Si el super-yo se manifiesta como un empuje a formas de goce “heroicas”, transgresivas respecto de la ley del placer-displacer, la forma más cabal de este empuje sería la identificación con el objeto a que se verifica en el pasaje al acto del suicida. Pero es evidente que hay muchas formas, menos radicales, pero tal vez crónicas, de “dejarse caer”. Son formas sutiles, veladas, en las que aunque no asistimos al fenómeno del pasaje al acto podemos comprobar la presencia de su lógica, que opera como precipitación (tanto en el sentido de caída como de sedimentación) del sujeto en un destino trágico que vela la identificación con el objeto a. Estas identificaciones tarde o temprano muestran su carácter “heroico”, no porque obedezcan a una espectacularidad particular. Lo heroico precisamente reside en el hecho de “dormir con el enemigo”, en el intento de alcanzar la conciliación imposible con un goce que es incompatible con el sujeto. Se asiste entonces a la elección de un partenaire que, en el fantasma del sujeto, nadie más elegiría.

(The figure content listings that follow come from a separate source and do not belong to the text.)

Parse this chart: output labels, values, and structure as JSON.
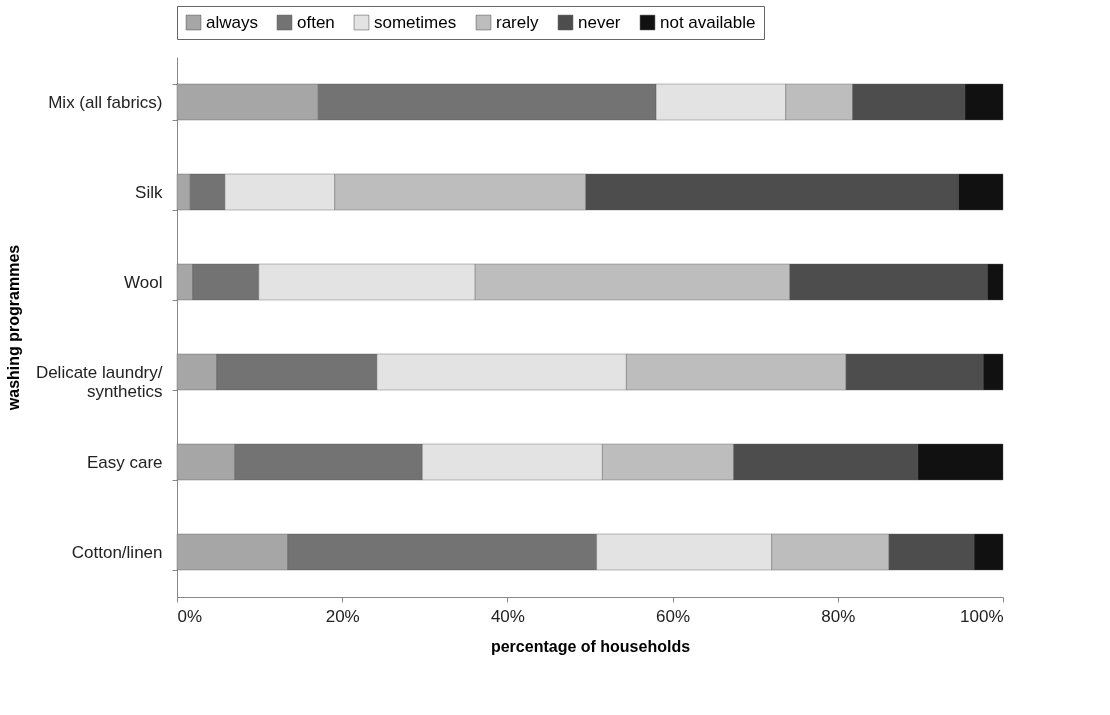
{
  "chart_data": {
    "type": "bar",
    "orientation": "horizontal",
    "stacked": true,
    "xlabel": "percentage of households",
    "ylabel": "washing programmes",
    "categories": [
      "Mix (all fabrics)",
      "Silk",
      "Wool",
      "Delicate laundry/\nsynthetics",
      "Easy care",
      "Cotton/linen"
    ],
    "series": [
      {
        "name": "always",
        "color": "#a6a6a6",
        "values": [
          17.1,
          1.6,
          1.9,
          4.8,
          7.0,
          13.4
        ]
      },
      {
        "name": "often",
        "color": "#737373",
        "values": [
          40.9,
          4.2,
          8.0,
          19.4,
          22.7,
          37.4
        ]
      },
      {
        "name": "sometimes",
        "color": "#e3e3e3",
        "values": [
          15.7,
          13.3,
          26.2,
          30.2,
          21.8,
          21.2
        ]
      },
      {
        "name": "rarely",
        "color": "#bdbdbd",
        "values": [
          8.1,
          30.4,
          38.1,
          26.6,
          15.9,
          14.2
        ]
      },
      {
        "name": "never",
        "color": "#4d4d4d",
        "values": [
          13.6,
          45.1,
          23.9,
          16.6,
          22.3,
          10.3
        ]
      },
      {
        "name": "not available",
        "color": "#111111",
        "values": [
          4.6,
          5.4,
          1.9,
          2.4,
          10.3,
          3.5
        ]
      }
    ],
    "xlim": [
      0,
      100
    ],
    "xticks": [
      {
        "value": 0,
        "label": "0%"
      },
      {
        "value": 20,
        "label": "20%"
      },
      {
        "value": 40,
        "label": "40%"
      },
      {
        "value": 60,
        "label": "60%"
      },
      {
        "value": 80,
        "label": "80%"
      },
      {
        "value": 100,
        "label": "100%"
      }
    ],
    "grid": false,
    "legend": "top"
  }
}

Se trata, por lo tanto, de elecciones marcadas por un más allá del principio del placer. Acaso son elecciones “más acá del falo”, en tanto el principio de la castración y la condicionalidad de los vínculos parece no funcionar en ellas. El “sí” de la víctima es esencialmente un dejarse caer, el precipitarse hacia una posición sacrificial y trágica. Cabe recordar que el “no” constituye una operación fundamental en la constitución del sujeto. En la víctima no sólo se comprueba la imposibilidad de decir “no” frente al victimario, sino que lo más importante es la falta de un “no” que se dirija al propio goce.

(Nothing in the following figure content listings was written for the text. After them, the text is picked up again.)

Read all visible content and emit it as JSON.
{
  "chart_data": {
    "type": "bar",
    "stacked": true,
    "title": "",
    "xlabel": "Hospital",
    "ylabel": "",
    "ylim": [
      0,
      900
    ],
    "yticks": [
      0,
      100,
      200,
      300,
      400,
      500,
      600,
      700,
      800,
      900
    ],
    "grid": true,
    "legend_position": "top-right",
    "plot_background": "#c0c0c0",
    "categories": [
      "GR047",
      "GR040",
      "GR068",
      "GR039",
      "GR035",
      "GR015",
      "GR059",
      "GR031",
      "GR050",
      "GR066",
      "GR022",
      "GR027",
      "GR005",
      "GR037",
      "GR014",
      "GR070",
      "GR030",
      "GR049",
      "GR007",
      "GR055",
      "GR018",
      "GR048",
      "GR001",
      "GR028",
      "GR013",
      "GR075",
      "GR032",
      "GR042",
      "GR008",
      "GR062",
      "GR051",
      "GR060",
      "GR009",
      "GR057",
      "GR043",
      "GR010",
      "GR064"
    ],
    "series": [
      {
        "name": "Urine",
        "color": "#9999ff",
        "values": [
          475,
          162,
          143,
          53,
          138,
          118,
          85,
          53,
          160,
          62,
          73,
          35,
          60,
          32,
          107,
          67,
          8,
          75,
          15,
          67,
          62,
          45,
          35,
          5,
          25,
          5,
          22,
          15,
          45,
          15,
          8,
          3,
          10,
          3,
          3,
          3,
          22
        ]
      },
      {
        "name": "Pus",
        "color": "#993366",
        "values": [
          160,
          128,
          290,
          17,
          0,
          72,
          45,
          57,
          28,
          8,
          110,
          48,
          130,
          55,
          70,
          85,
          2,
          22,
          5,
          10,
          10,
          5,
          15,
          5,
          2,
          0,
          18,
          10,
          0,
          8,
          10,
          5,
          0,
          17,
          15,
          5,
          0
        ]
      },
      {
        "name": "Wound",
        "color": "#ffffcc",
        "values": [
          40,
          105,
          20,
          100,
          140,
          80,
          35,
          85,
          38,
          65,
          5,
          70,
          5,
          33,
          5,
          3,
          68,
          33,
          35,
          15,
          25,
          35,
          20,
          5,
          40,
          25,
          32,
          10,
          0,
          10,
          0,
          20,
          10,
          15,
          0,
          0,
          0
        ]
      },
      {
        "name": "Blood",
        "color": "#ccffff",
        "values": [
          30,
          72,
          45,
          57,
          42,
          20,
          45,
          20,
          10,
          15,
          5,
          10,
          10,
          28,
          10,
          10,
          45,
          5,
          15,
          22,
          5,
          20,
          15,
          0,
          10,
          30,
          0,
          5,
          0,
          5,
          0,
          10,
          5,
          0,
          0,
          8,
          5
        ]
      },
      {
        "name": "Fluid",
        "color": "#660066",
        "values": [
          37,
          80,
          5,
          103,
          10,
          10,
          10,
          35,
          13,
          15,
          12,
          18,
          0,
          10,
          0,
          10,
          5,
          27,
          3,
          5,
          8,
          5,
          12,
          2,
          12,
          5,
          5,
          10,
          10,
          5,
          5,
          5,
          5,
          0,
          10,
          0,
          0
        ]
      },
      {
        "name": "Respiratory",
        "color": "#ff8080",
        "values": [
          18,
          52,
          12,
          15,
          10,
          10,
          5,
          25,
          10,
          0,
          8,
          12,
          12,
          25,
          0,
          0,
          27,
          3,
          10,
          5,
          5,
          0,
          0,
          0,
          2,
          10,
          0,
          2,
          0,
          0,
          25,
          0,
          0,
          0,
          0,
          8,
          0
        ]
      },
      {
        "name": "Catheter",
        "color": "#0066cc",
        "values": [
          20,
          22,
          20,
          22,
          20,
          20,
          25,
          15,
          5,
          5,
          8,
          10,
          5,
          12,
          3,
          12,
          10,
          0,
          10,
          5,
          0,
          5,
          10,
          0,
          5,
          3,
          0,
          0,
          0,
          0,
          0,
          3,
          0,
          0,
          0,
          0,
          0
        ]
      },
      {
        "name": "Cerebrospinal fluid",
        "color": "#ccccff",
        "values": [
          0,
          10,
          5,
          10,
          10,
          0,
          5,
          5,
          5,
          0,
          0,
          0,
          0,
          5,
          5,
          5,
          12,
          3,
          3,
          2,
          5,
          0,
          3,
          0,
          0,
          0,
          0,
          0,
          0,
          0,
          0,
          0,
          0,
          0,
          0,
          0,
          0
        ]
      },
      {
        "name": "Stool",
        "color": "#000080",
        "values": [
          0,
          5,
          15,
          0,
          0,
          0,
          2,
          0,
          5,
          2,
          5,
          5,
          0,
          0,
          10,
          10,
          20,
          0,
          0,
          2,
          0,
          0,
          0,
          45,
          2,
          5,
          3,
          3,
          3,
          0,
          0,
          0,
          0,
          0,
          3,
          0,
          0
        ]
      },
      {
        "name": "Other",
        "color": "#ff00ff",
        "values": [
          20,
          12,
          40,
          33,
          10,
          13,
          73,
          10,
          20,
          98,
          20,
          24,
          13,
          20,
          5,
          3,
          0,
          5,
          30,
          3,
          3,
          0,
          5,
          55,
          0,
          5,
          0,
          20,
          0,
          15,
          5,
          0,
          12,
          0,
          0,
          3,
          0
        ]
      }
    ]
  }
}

Estos casos dejan traslucir siempre el anhelo de satisfacer al Otro siniestro, al enemigo. Puede tratarse del padre terrible o de la figura de la “madre insaciable”. En todo caso, el mandato es “cástrate”. Castrarse es aquí algo que no va en el mismo sentido que la ley del deseo. Se trata de un imperativo de castración que obra a favor del goce, y apunta a despojarse de los bienes, teniendo en cuenta que en el extremo “los bienes” incluyen el cuerpo y la propia vida. El empuje al despojamiento obedece a que los bienes, en su equivalencia con el falo, constituyen un obstáculo al goce. Por eso “castrarse” es esencialmente despojarse del condicionamiento fálico, de la regulación fálica como lo que rige la condicionalidad de los vínculos. El llamado del superyo exhorta a liberarse de los condicionamientos del falo, del deseo, del principio del placer, del propio bienestar, del tener, para adentrarse en el camino de un goce que se pretende sin limitaciones. Es la vía heroica, el camino del martirio.

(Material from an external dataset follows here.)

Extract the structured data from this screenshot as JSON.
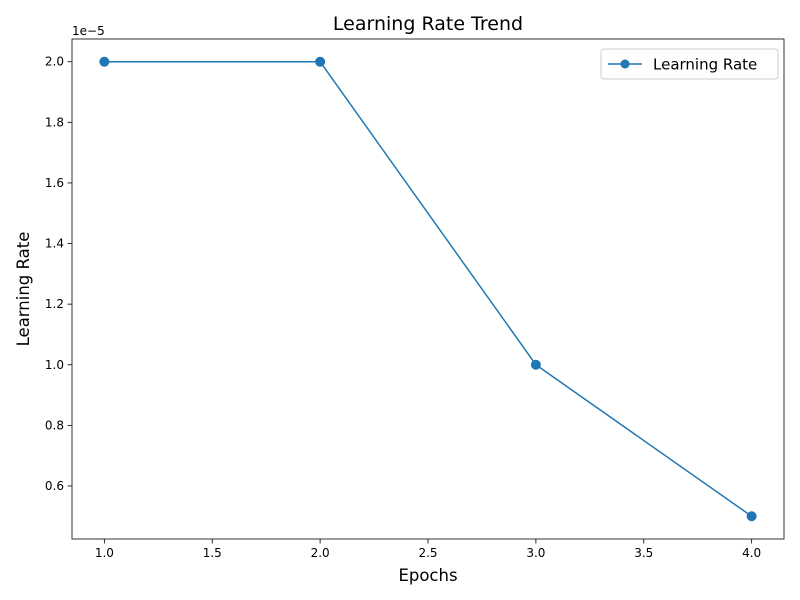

El “sí” de la víctima es un consentimiento que desconoce la profunda brecha que separa al sujeto del Otro, y que intenta salvar la falla de la imposible relación entre ambos. El fantasma de la furia del Otro lo intimida y lo culpabiliza. En el fondo, lo que Freud llamó “necesidad de castigo” es la asunción por parte del sujeto de la culpa por el fracaso de la imposible relación sexual. Esa culpa, como sabemos, constituye una defensa contra la angustia, y un retroceder ante la virtualidad del acto posible.